Nearly two-thirds of both Indians and Pakistanis say that increased trade between the two countries would be a good thing. But, while supportive, Indians are less-intensely focused than Pakistanis on resolving the Kashmir dispute.
About six-in-ten Indians (59 per cent) say it is very important to resolve Indo-Pakistani differences over Kashmir, compared with roughly eight-in-ten Pakistanis (79 per cent) who hold such strong sentiments.
Each has nation an unfavourable view of the other, but Pakistani sentiment is more intense: 72 per cent of Pakistanis see India unfavourably, with more than half (55 per cent) viewing their neighbour very unfavourably. And 57 per cent of Pakistanis see India as a very serious threat.
The United States and President Barack Obama: A 58 per cent-majority of urban Indians is favorably disposed toward the United States. They see America in a more favorable light than they view other major world powers, such as Russia (48 per cent) or the EU (38 per cent).
About seven-in-ten city dwellers (71 per cent) who say they are following the US election closely want President Obama to be re-elected.
China: Only a third of urban Indians have a favorable view of China and about half (53 per cent) think China’s growing economy is a bad thing for India.
Only 13 per cent of all Indians have a favourable view of Pakistan; 59 per cent have an unfavourable opinion of their Muslim neighbour.
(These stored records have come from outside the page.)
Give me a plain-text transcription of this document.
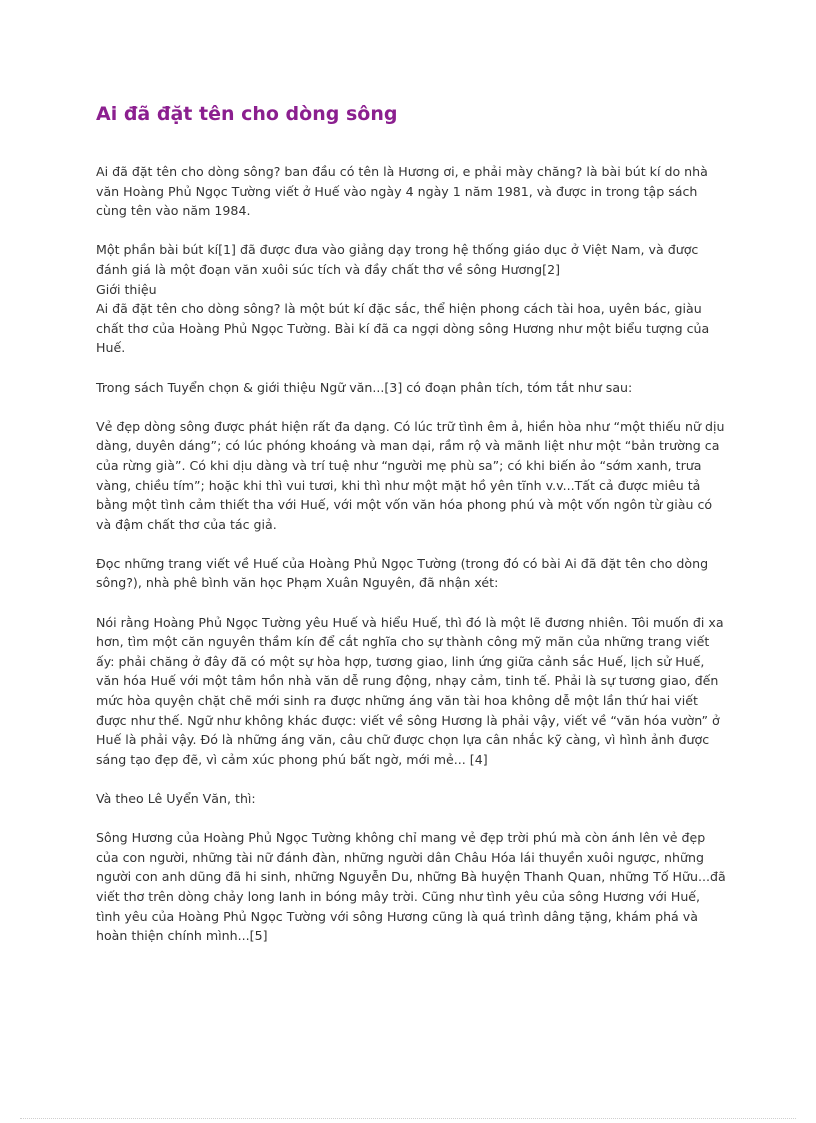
Ai đã đặt tên cho dòng sông

Ai đã đặt tên cho dòng sông? ban đầu có tên là Hương ơi, e phải mày chăng? là bài bút kí do nhà văn Hoàng Phủ Ngọc Tường viết ở Huế vào ngày 4 ngày 1 năm 1981, và được in trong tập sách cùng tên vào năm 1984.

Một phần bài bút kí[1] đã được đưa vào giảng dạy trong hệ thống giáo dục ở Việt Nam, và được đánh giá là một đoạn văn xuôi súc tích và đầy chất thơ về sông Hương[2]

Giới thiệu

Ai đã đặt tên cho dòng sông? là một bút kí đặc sắc, thể hiện phong cách tài hoa, uyên bác, giàu chất thơ của Hoàng Phủ Ngọc Tường. Bài kí đã ca ngợi dòng sông Hương như một biểu tượng của Huế.

Trong sách Tuyển chọn & giới thiệu Ngữ văn...[3] có đoạn phân tích, tóm tắt như sau:

Vẻ đẹp dòng sông được phát hiện rất đa dạng. Có lúc trữ tình êm ả, hiền hòa như “một thiếu nữ dịu dàng, duyên dáng”; có lúc phóng khoáng và man dại, rầm rộ và mãnh liệt như một “bản trường ca của rừng già”. Có khi dịu dàng và trí tuệ như “người mẹ phù sa”; có khi biến ảo “sớm xanh, trưa vàng, chiều tím”; hoặc khi thì vui tươi, khi thì như một mặt hồ yên tĩnh v.v...Tất cả được miêu tả bằng một tình cảm thiết tha với Huế, với một vốn văn hóa phong phú và một vốn ngôn từ giàu có và đậm chất thơ của tác giả.

Đọc những trang viết về Huế của Hoàng Phủ Ngọc Tường (trong đó có bài Ai đã đặt tên cho dòng sông?), nhà phê bình văn học Phạm Xuân Nguyên, đã nhận xét:

Nói rằng Hoàng Phủ Ngọc Tường yêu Huế và hiểu Huế, thì đó là một lẽ đương nhiên. Tôi muốn đi xa hơn, tìm một căn nguyên thầm kín để cắt nghĩa cho sự thành công mỹ mãn của những trang viết ấy: phải chăng ở đây đã có một sự hòa hợp, tương giao, linh ứng giữa cảnh sắc Huế, lịch sử Huế, văn hóa Huế với một tâm hồn nhà văn dễ rung động, nhạy cảm, tinh tế. Phải là sự tương giao, đến mức hòa quyện chặt chẽ mới sinh ra được những áng văn tài hoa không dễ một lần thứ hai viết được như thế. Ngữ như không khác được: viết về sông Hương là phải vậy, viết về “văn hóa vườn” ở Huế là phải vậy. Đó là những áng văn, câu chữ được chọn lựa cân nhắc kỹ càng, vì hình ảnh được sáng tạo đẹp đẽ, vì cảm xúc phong phú bất ngờ, mới mẻ... [4]

Và theo Lê Uyển Văn, thì:

Sông Hương của Hoàng Phủ Ngọc Tường không chỉ mang vẻ đẹp trời phú mà còn ánh lên vẻ đẹp của con người, những tài nữ đánh đàn, những người dân Châu Hóa lái thuyền xuôi ngược, những người con anh dũng đã hi sinh, những Nguyễn Du, những Bà huyện Thanh Quan, những Tố Hữu...đã viết thơ trên dòng chảy long lanh in bóng mây trời. Cũng như tình yêu của sông Hương với Huế, tình yêu của Hoàng Phủ Ngọc Tường với sông Hương cũng là quá trình dâng tặng, khám phá và hoàn thiện chính mình...[5]
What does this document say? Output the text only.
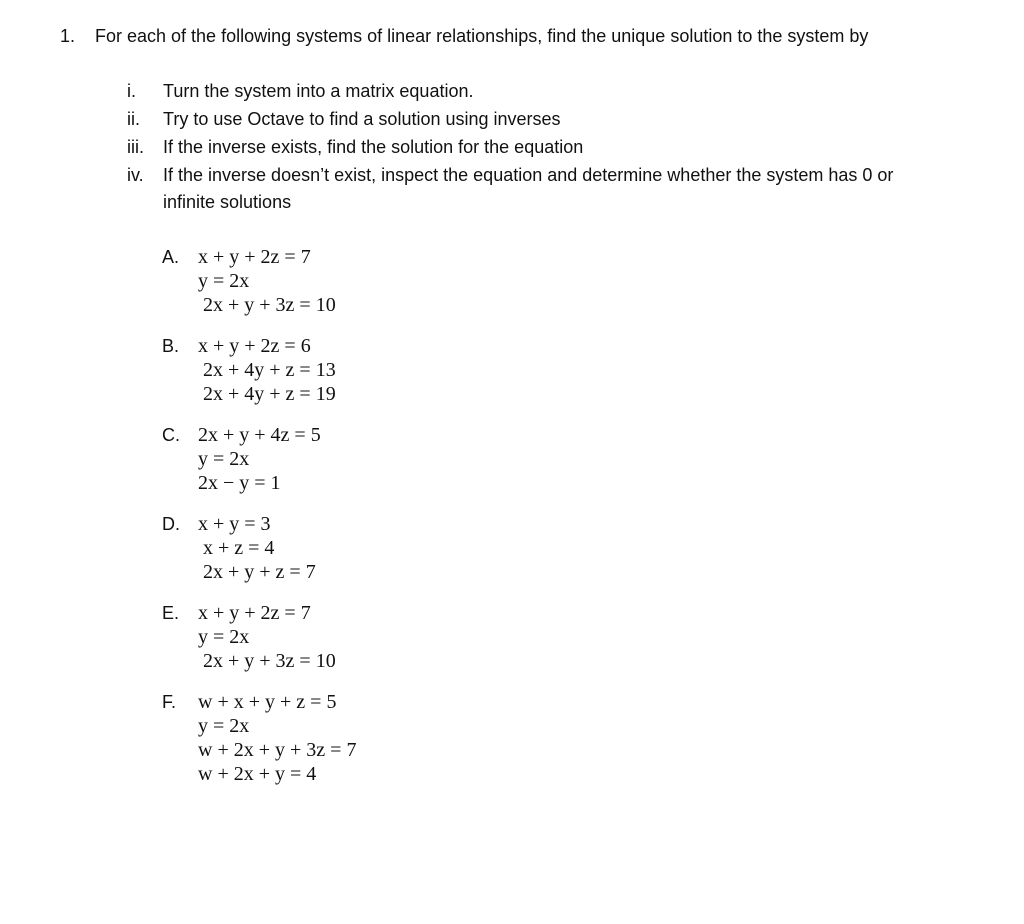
1. For each of the following systems of linear relationships, find the unique solution to the system by
i.	Turn the system into a matrix equation.
ii.	Try to use Octave to find a solution using inverses
iii.	If the inverse exists, find the solution for the equation
iv.	If the inverse doesn’t exist, inspect the equation and determine whether the system has 0 or infinite solutions
A. x + y + 2z = 7
y = 2x
2x + y + 3z = 10
B. x + y + 2z = 6
2x + 4y + z = 13
2x + 4y + z = 19
C. 2x + y + 4z = 5
y = 2x
2x − y = 1
D. x + y = 3
x + z = 4
2x + y + z = 7
E. x + y + 2z = 7
y = 2x
2x + y + 3z = 10
F. w + x + y + z = 5
y = 2x
w + 2x + y + 3z = 7
w + 2x + y = 4
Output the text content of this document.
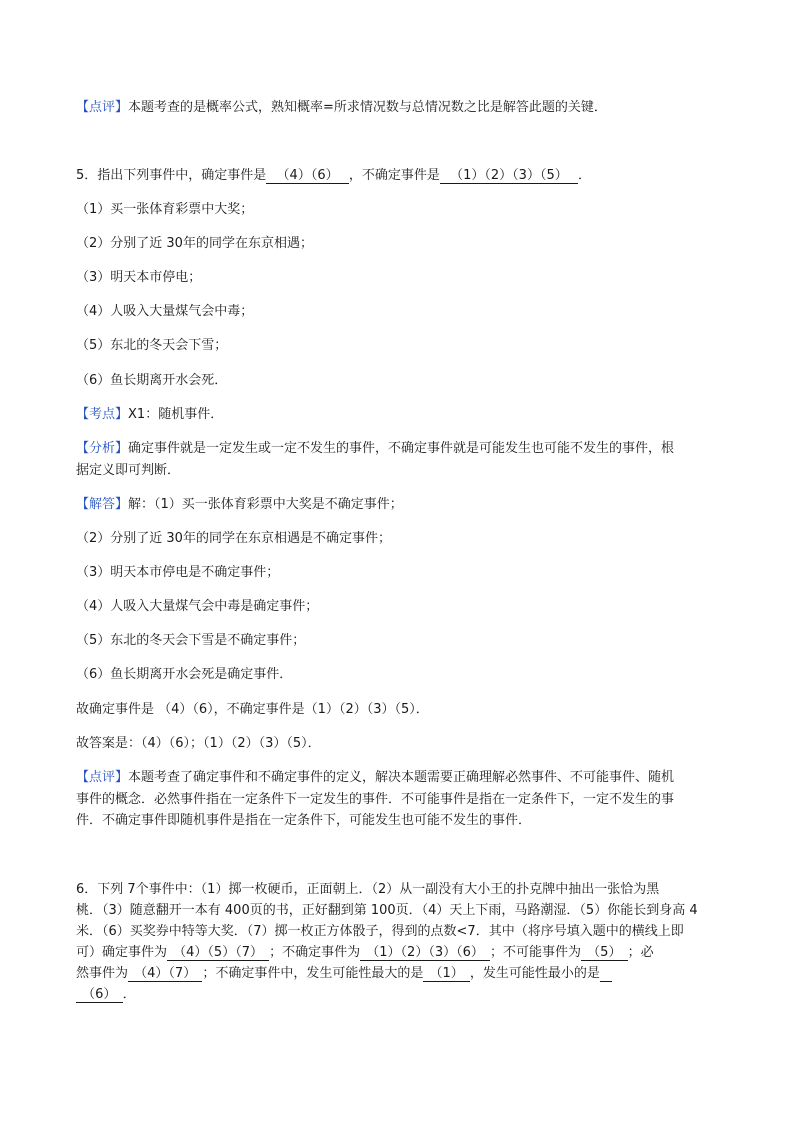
【点评】本题考查的是概率公式，熟知概率=所求情况数与总情况数之比是解答此题的关键．
5．指出下列事件中，确定事件是 （4）（6） ，不确定事件是 （1）（2）（3）（5） ．
（1）买一张体育彩票中大奖；
（2）分别了近 30年的同学在东京相遇；
（3）明天本市停电；
（4）人吸入大量煤气会中毒；
（5）东北的冬天会下雪；
（6）鱼长期离开水会死．
【考点】X1：随机事件．
【分析】确定事件就是一定发生或一定不发生的事件，不确定事件就是可能发生也可能不发生的事件，根
据定义即可判断．
【解答】解：（1）买一张体育彩票中大奖是不确定事件；
（2）分别了近 30年的同学在东京相遇是不确定事件；
（3）明天本市停电是不确定事件；
（4）人吸入大量煤气会中毒是确定事件；
（5）东北的冬天会下雪是不确定事件；
（6）鱼长期离开水会死是确定事件．
故确定事件是 （4）（6），不确定事件是（1）（2）（3）（5）．
故答案是：（4）（6）；（1）（2）（3）（5）．
【点评】本题考查了确定事件和不确定事件的定义，解决本题需要正确理解必然事件、不可能事件、随机
事件的概念．必然事件指在一定条件下一定发生的事件．不可能事件是指在一定条件下，一定不发生的事
件．不确定事件即随机事件是指在一定条件下，可能发生也可能不发生的事件．
6．下列 7个事件中：（1）掷一枚硬币，正面朝上．（2）从一副没有大小王的扑克牌中抽出一张恰为黑
桃．（3）随意翻开一本有 400页的书，正好翻到第 100页．（4）天上下雨，马路潮湿．（5）你能长到身高 4
米．（6）买奖券中特等大奖．（7）掷一枚正方体骰子，得到的点数<7．其中（将序号填入题中的横线上即
可）确定事件为 （4）（5）（7） ；不确定事件为 （1）（2）（3）（6） ；不可能事件为 （5） ；必
然事件为 （4）（7） ；不确定事件中，发生可能性最大的是 （1） ，发生可能性最小的是
（6） ．
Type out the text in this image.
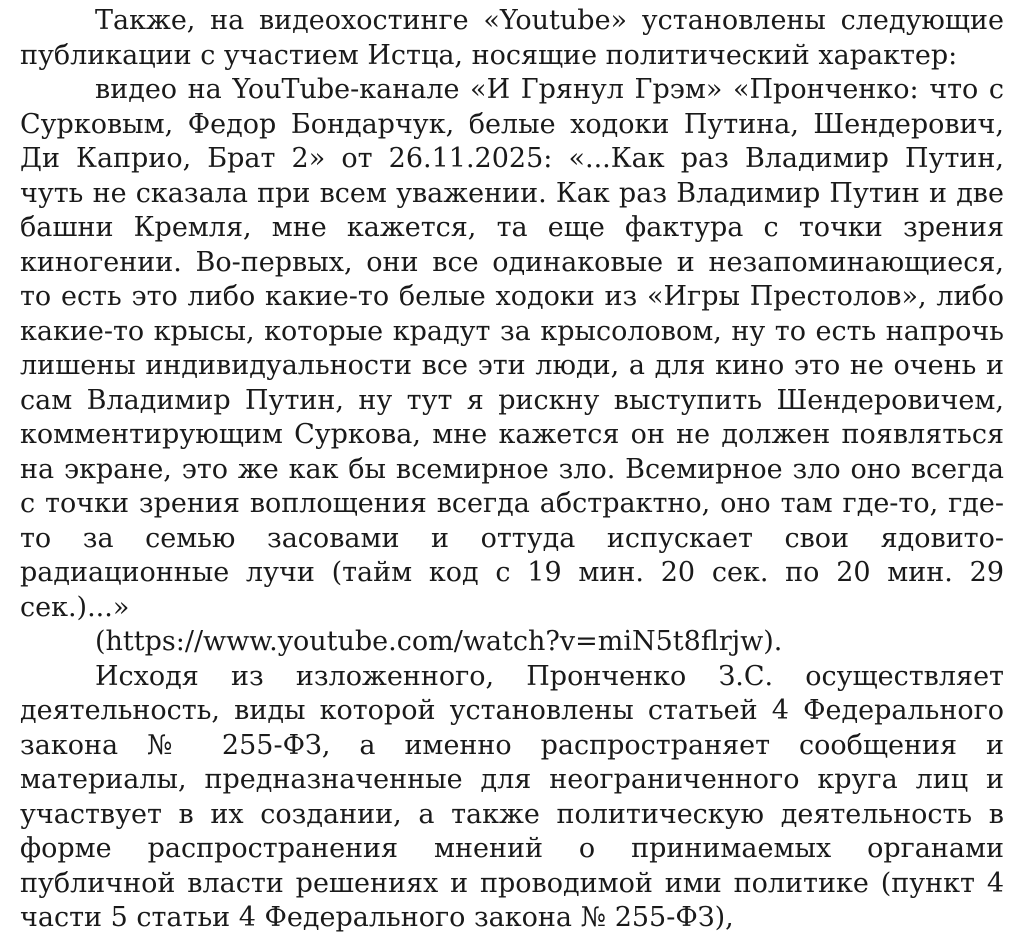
Также, на видеохостинге «Youtube» установлены следующие публикации с участием Истца, носящие политический характер:

видео на YouTube-канале «И Грянул Грэм» «Пронченко: что с Сурковым, Федор Бондарчук, белые ходоки Путина, Шендерович, Ди Каприо, Брат 2» от 26.11.2025: «...Как раз Владимир Путин, чуть не сказала при всем уважении. Как раз Владимир Путин и две башни Кремля, мне кажется, та еще фактура с точки зрения киногении. Во-первых, они все одинаковые и незапоминающиеся, то есть это либо какие-то белые ходоки из «Игры Престолов», либо какие-то крысы, которые крадут за крысоловом, ну то есть напрочь лишены индивидуальности все эти люди, а для кино это не очень и сам Владимир Путин, ну тут я рискну выступить Шендеровичем, комментирующим Суркова, мне кажется он не должен появляться на экране, это же как бы всемирное зло. Всемирное зло оно всегда с точки зрения воплощения всегда абстрактно, оно там где-то, где-то за семью засовами и оттуда испускает свои ядовито-радиационные лучи (тайм код с 19 мин. 20 сек. по 20 мин. 29 сек.)...»

(https://www.youtube.com/watch?v=miN5t8flrjw).

Исходя из изложенного, Пронченко З.С. осуществляет деятельность, виды которой установлены статьей 4 Федерального закона № 255-ФЗ, а именно распространяет сообщения и материалы, предназначенные для неограниченного круга лиц и участвует в их создании, а также политическую деятельность в форме распространения мнений о принимаемых органами публичной власти решениях и проводимой ими политике (пункт 4 части 5 статьи 4 Федерального закона № 255-ФЗ),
This is the lowest percentage approval of Pakistan among the nine countries where this question was asked.
About six-in-ten Indians (59 per cent) see Pakistan as a very serious threat to India.
Pakistan is viewed as a far greater menace than Lashkar-e-Taiba, the Naxalite Maoist domestic insurgency (which in 2011 was blamed for about 600 deaths) or the security challenge posed by China, which fought a war with India in 1962 and in recent years has periodically massed troops on India’s north-eastern frontier.